Safe Haskell | None |
---|---|

Language | Haskell2010 |

## Synopsis

- migrate :: (Data a, Data b) => a -> b -> a
- migrateWith :: (Data a, Data b) => Migration -> a -> b -> a
- standardMigration :: Migration
- treeMigration :: Migration -> Migration
- matchingAlgebraicDataTypes :: (Data a, Data b) => a -> b -> Bool
- sameConstructorMigration :: Migration -> Migration
- constructorMigration :: Migration -> Migration
- tryOneField :: Data a => StateT [GenericR' Maybe] Maybe a
- getChildrenSetters :: Data a => Migration -> a -> [GenericT']
- newtype GenericR' m = GR {}
- getChildrenMaybe :: Data a => a -> [GenericR' Maybe]
- setChildren :: Data a => [GenericT'] -> a -> a

# Documentation

migrate :: (Data a, Data b) => a -> b -> a Source #

The standard migration solution, recursing into the data structure and applying `standardMigration`

.

migrateWith :: (Data a, Data b) => Migration -> a -> b -> a Source #

Still recurse into the data structure, but apply your own given migration.
Often you will want to call `migrateWith (standardMigration <> yourMigration)`

.

standardMigration :: Migration Source #

Covers standard cases such as matching types, to and from debuggers, to newtypes.

treeMigration :: Migration -> Migration Source #

The standard migration working horse. Tries to apply the given migration, and if this fails, tries to recurse into the data structure.

sameConstructorMigration :: Migration -> Migration Source #

Assuming that both are algebraic data types, possibly the constructor names match.

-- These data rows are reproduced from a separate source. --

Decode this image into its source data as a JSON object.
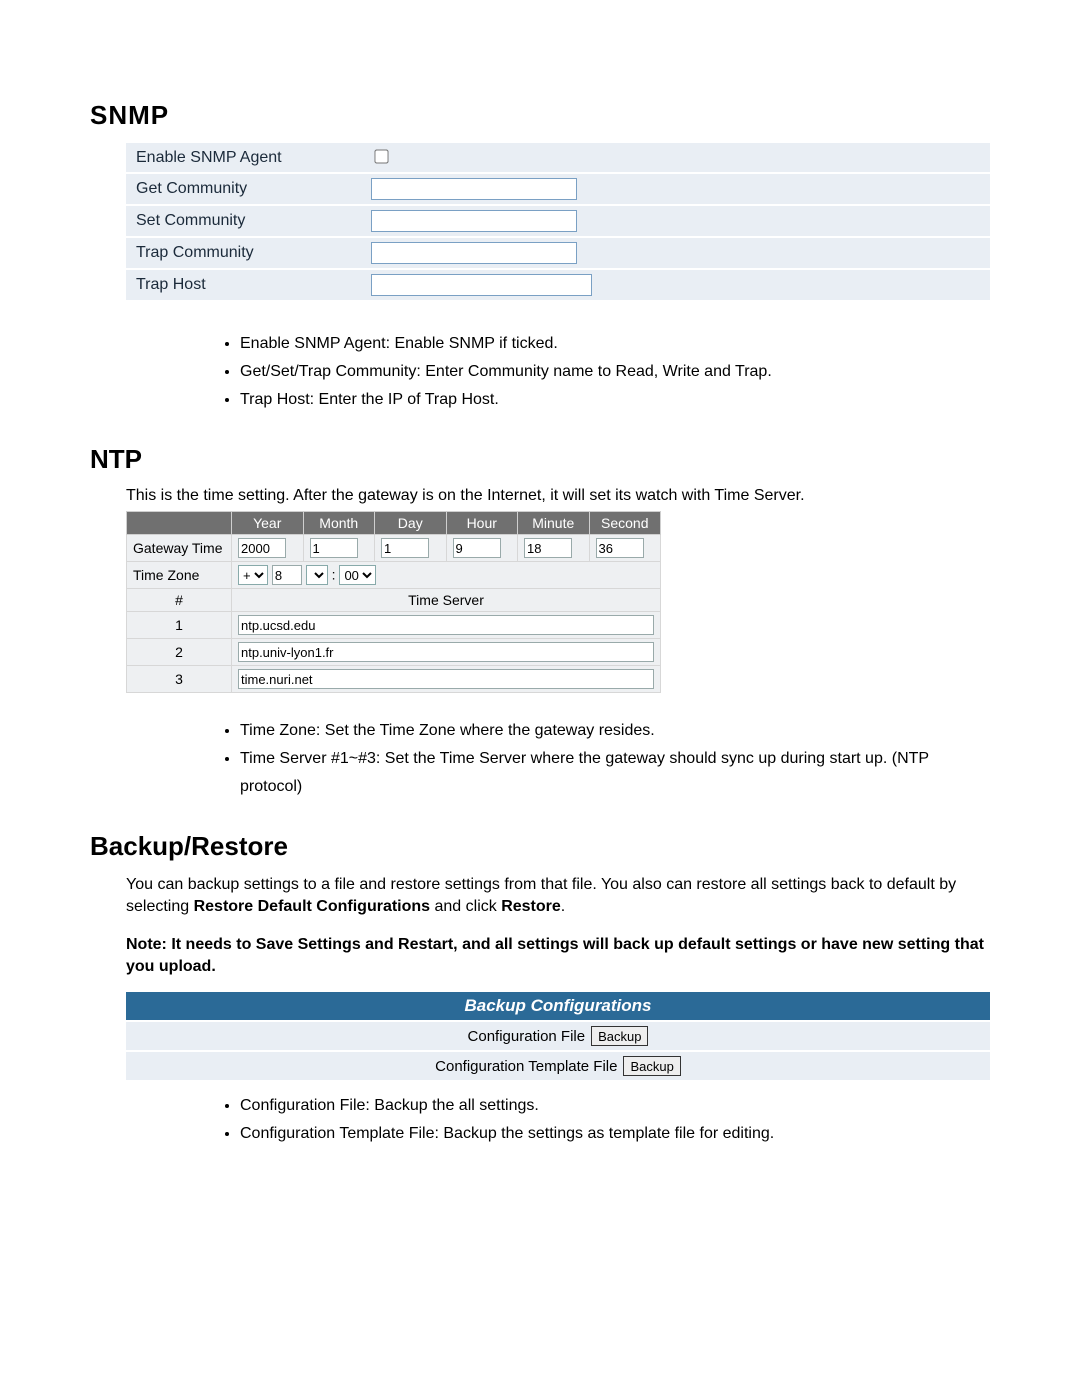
{
  "snmp": {
    "heading": "SNMP",
    "rows": {
      "enable_label": "Enable SNMP Agent",
      "get_label": "Get Community",
      "set_label": "Set Community",
      "trap_comm_label": "Trap Community",
      "trap_host_label": "Trap Host",
      "get_value": "",
      "set_value": "",
      "trap_comm_value": "",
      "trap_host_value": ""
    },
    "bullets": [
      "Enable SNMP Agent: Enable SNMP if ticked.",
      "Get/Set/Trap Community: Enter Community name to Read, Write and Trap.",
      "Trap Host: Enter the IP of Trap Host."
    ]
  },
  "ntp": {
    "heading": "NTP",
    "intro": "This is the time setting. After the gateway is on the Internet, it will set its watch with Time Server.",
    "headers": {
      "year": "Year",
      "month": "Month",
      "day": "Day",
      "hour": "Hour",
      "minute": "Minute",
      "second": "Second"
    },
    "gateway_time_label": "Gateway Time",
    "time": {
      "year": "2000",
      "month": "1",
      "day": "1",
      "hour": "9",
      "minute": "18",
      "second": "36"
    },
    "time_zone_label": "Time Zone",
    "tz": {
      "sign": "+",
      "hours": "8",
      "min": "00"
    },
    "num_header": "#",
    "ts_header": "Time Server",
    "servers": {
      "r1": "1",
      "v1": "ntp.ucsd.edu",
      "r2": "2",
      "v2": "ntp.univ-lyon1.fr",
      "r3": "3",
      "v3": "time.nuri.net"
    },
    "bullets": [
      "Time Zone: Set the Time Zone where the gateway resides.",
      "Time Server #1~#3: Set the Time Server where the gateway should sync up during start up. (NTP protocol)"
    ]
  },
  "backup": {
    "heading": "Backup/Restore",
    "p1": "You can backup settings to a file and restore settings from that file. You also can restore all settings back to default by selecting ",
    "p1b1": "Restore Default Configurations",
    "p1mid": " and click ",
    "p1b2": "Restore",
    "p1end": ".",
    "note_prefix": "Note: It needs to Save Settings and Restart, and all settings will back up default settings or have new setting that you upload.",
    "table_header": "Backup Configurations",
    "row1_label": "Configuration File",
    "row2_label": "Configuration Template File",
    "btn": "Backup",
    "bullets": [
      "Configuration File: Backup the all settings.",
      "Configuration Template File: Backup the settings as template file for editing."
    ]
  }
}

In that case, we will try and recursively migrate as much data as possible onto the new constructor.

constructorMigration :: Migration -> Migration Source #

Still assuming that both are algebraic data types, but the constructor names don't match. In that case, we will try and recursively fill all the fields new constructor. If this doesn't work, fail.